He stated that the U.S. was “losing” in trade because it had large bilateral trade deficits, particularly a $375 billion goods deficit with China. Trade deficits occur for many reasons and economists generally can’t agree on any of them, but for Donald Trump, trade deficits were bad, he could fix them by himself, and he was spoiling for a fight.
On June 1, Trump first imposed steel and aluminum tariffs affecting countries including Canada, Mexico and Germany, alienating America’s NAFTA and EU partners over less than 2 percent of America’s total imports. They responded with their own tariffs. Then, on July 6, Trump installed $34 billion in tariffs on Chinese goods; China retaliated with $34 billion of its own tariffs, whereupon Trump threatened a further $200 billion. Approximately $75 billion of U.S. goods are now subject to retaliatory, and completely unnecessary, tariffs, which fall heavily on the Rust Belt and the Farm Belt, both areas of strong Trump support.
The economic damage from these decisions is considerable. Estimates project that Trump’s tariffs will reduce U.S. economic growth by between 0.3 and 1.3 percent — economists expect 2.4 percent growth next year. The U.S. Chamber of Commerce, America’s business voice, states that these actions threaten 2.6 million U.S. jobs. Some 468,790 U.S. jobs are estimated to be lost from the steel and aluminum tariffs alone. Over 41 percent of clothes, 72 percent of shoes, and 54 percent of non-leather handbags sold in the U.S. are made in China and will likely now be more expensive. As a result of the EU’s retaliatory tariffs, Harley Davidson is moving some production of its iconic American motorcycle out of the U.S. to the EU, which it says “is not the company’s preference.”
Trump’s trade wars promise both immediate and longer-term economic effects. BlackRock’s CEO Larry Fink stated that intensifying trade tensions could reduce stock prices by 10 to 15 percent, spur a broad market downturn and slow down the U.S. economy. In June, investors withdrew $12.4 billion from global stocks, the fastest withdrawal since the 2008 financial crisis. That same month, the market values of U.S. corn, soybeans, and wheat crops dropped $13 billion, about 10 percent. Reflecting a 25 percent Chinese tariff, U.S. soybean prices fell by 16 percent to their lowest level in 10 years, after having exported some $12 billion to China last year (56 percent of all U.S. soybean exports).

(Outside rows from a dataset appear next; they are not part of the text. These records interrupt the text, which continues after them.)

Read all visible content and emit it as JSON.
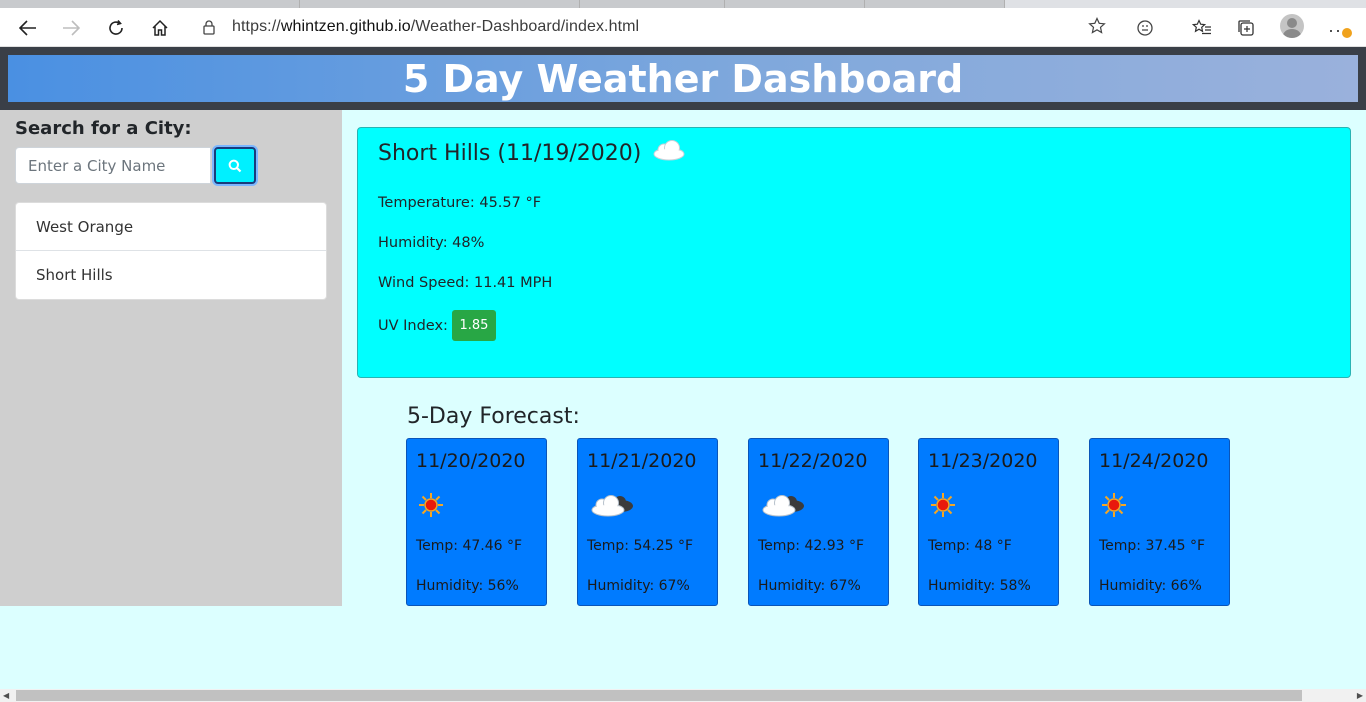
{
  "browser": {
    "url_prefix": "https://",
    "url_domain": "whintzen.github.io",
    "url_path": "/Weather-Dashboard/index.html"
  },
  "header": {
    "title": "5 Day Weather Dashboard"
  },
  "sidebar": {
    "label": "Search for a City:",
    "search": {
      "placeholder": "Enter a City Name",
      "value": ""
    },
    "history": [
      "West Orange",
      "Short Hills"
    ]
  },
  "current": {
    "title": "Short Hills (11/19/2020)",
    "icon": "cloud-icon",
    "temperature": "Temperature: 45.57 °F",
    "humidity": "Humidity: 48%",
    "wind": "Wind Speed: 11.41 MPH",
    "uv_label": "UV Index:",
    "uv_value": "1.85",
    "uv_color": "#28a745"
  },
  "forecast": {
    "title": "5-Day Forecast:",
    "days": [
      {
        "date": "11/20/2020",
        "icon": "sun-icon",
        "temp": "Temp: 47.46 °F",
        "humidity": "Humidity: 56%"
      },
      {
        "date": "11/21/2020",
        "icon": "cloud-icon",
        "temp": "Temp: 54.25 °F",
        "humidity": "Humidity: 67%"
      },
      {
        "date": "11/22/2020",
        "icon": "cloud-icon",
        "temp": "Temp: 42.93 °F",
        "humidity": "Humidity: 67%"
      },
      {
        "date": "11/23/2020",
        "icon": "sun-icon",
        "temp": "Temp: 48 °F",
        "humidity": "Humidity: 58%"
      },
      {
        "date": "11/24/2020",
        "icon": "sun-icon",
        "temp": "Temp: 37.45 °F",
        "humidity": "Humidity: 66%"
      }
    ]
  },
  "colors": {
    "current_bg": "#00ffff",
    "card_bg": "#007bff",
    "page_bg": "#dcffff",
    "sidebar_bg": "#cfcfcf"
  }
}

According to Rusty Smith, a corn and soybean farmer in Cotton Plant, Arkansas, this price drop is “like $100,000 that has disappeared into thin air. We were already in the red, and now it’s even worse.” Bloomberg Economics estimates that all these tariffs could cost the global economy $470 billion, reduce global trade by 3.7 percent, and shrink the U.S. economy by 0.9 percent by 2020.
In the U.S., who will be most affected? The emerging conclusion is Republican states, Trump voters and small business people. Moody’s Analytics projects that China’s tariffs will significantly affect 20 percent of the counties that voted for Trump (with a total population of 8 million Americans), as opposed to only 3 percent of the counties that voted for Hillary Clinton (1.1 million total population). Soybean farmers in the Great Plains, car manufacturers in the Midwest, and oil producers in the Dakotas and Texas have all been hit by China’s tariffs, and they are predominantly from red states.

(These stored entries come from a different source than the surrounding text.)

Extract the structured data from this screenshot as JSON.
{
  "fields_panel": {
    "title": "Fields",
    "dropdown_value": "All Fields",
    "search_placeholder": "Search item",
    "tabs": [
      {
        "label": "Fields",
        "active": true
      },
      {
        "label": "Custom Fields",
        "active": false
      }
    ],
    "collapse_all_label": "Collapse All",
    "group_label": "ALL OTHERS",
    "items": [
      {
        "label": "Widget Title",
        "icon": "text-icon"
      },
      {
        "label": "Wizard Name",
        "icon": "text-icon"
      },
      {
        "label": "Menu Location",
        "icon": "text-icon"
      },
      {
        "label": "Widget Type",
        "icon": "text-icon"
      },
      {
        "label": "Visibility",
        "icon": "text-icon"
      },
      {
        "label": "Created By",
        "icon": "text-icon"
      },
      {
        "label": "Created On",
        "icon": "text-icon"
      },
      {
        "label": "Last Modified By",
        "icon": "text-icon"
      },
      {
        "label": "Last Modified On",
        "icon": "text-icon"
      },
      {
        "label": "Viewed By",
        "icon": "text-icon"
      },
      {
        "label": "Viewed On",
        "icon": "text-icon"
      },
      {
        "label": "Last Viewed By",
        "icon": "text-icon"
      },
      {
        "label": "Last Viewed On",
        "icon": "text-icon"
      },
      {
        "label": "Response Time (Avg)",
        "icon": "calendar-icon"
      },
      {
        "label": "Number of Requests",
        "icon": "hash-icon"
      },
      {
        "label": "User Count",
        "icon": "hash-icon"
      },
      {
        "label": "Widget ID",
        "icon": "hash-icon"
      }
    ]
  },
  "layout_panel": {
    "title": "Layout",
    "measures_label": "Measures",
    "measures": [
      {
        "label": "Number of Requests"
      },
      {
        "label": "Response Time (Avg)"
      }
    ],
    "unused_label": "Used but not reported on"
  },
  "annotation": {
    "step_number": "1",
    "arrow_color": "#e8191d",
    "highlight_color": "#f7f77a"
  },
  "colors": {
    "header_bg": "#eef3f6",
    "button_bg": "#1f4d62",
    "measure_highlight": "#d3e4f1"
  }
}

Finally, 59 percent of small- and medium-sized firms export to only a single market, compared to 75 percent of large firms that export to multiple countries, leaving smaller firms exceptionally vulnerable to international trade turmoil. They are the most exposed to the costs of Trump’s frenzied policies and often live in red states.
This red state ruination is not accidental. Donald Trump brought his belligerent brand of politics to trade, insisting that he could force U.S. trading partners to submit. With their responses, the EU and other countries have made a different point — that in an interdependent global economy, economic aggression affects everyone, even the perpetrator, so that reasonable compromise is manifestly preferable to conflict.
To drive this home, these countries intend to punish Trump’s supporters in the U.S. Many of these retaliatory tariffs have been targeted with malice aforethought, to send a message to Donald Trump and to those who put him in office. Several countries have aimed their fire at both Kentucky and Wisconsin, homes of Senate Majority Leader Mitch McConnell and House Speaker Paul Ryan, levying tariffs on specific local products such as whiskey, cheese and Harley Davidson motorcycles.
Trump’s tariffs have created a coalition of conservatives who would never normally oppose a Republican President. The CEO of the U.S. Chamber of Commerce said, “Tariffs are simply taxes that raise prices for everyone… that will cost American jobs and economic growth.” Republican farmers and agribusiness groups have implored Congress to restrain Trump’s trade policies. Even members of Trump’s own party are rebelling. Republican Senator Bob Corker (R-Tenn.) said, “I believe the president is abusing his authorities. I believe it is a massive abuse of his authorities.” Republican Speaker of the House Paul Ryan said, “We risk having American products locked out of new markets, jobs moved overseas, and a decline in American influence.”
In his lust for simplicity and confrontation, Donald Trump has created anarchy in the global trading order. In trade, he suffers no restraints, no dearth of targets and apparently no interest in shielding those who raised him to power. Einstein’s definition of genius was to take the complex and make it simple. Donald Trump’s trade policy has demonstrated his anti-genius, as he has taken something complex and made it chaotic.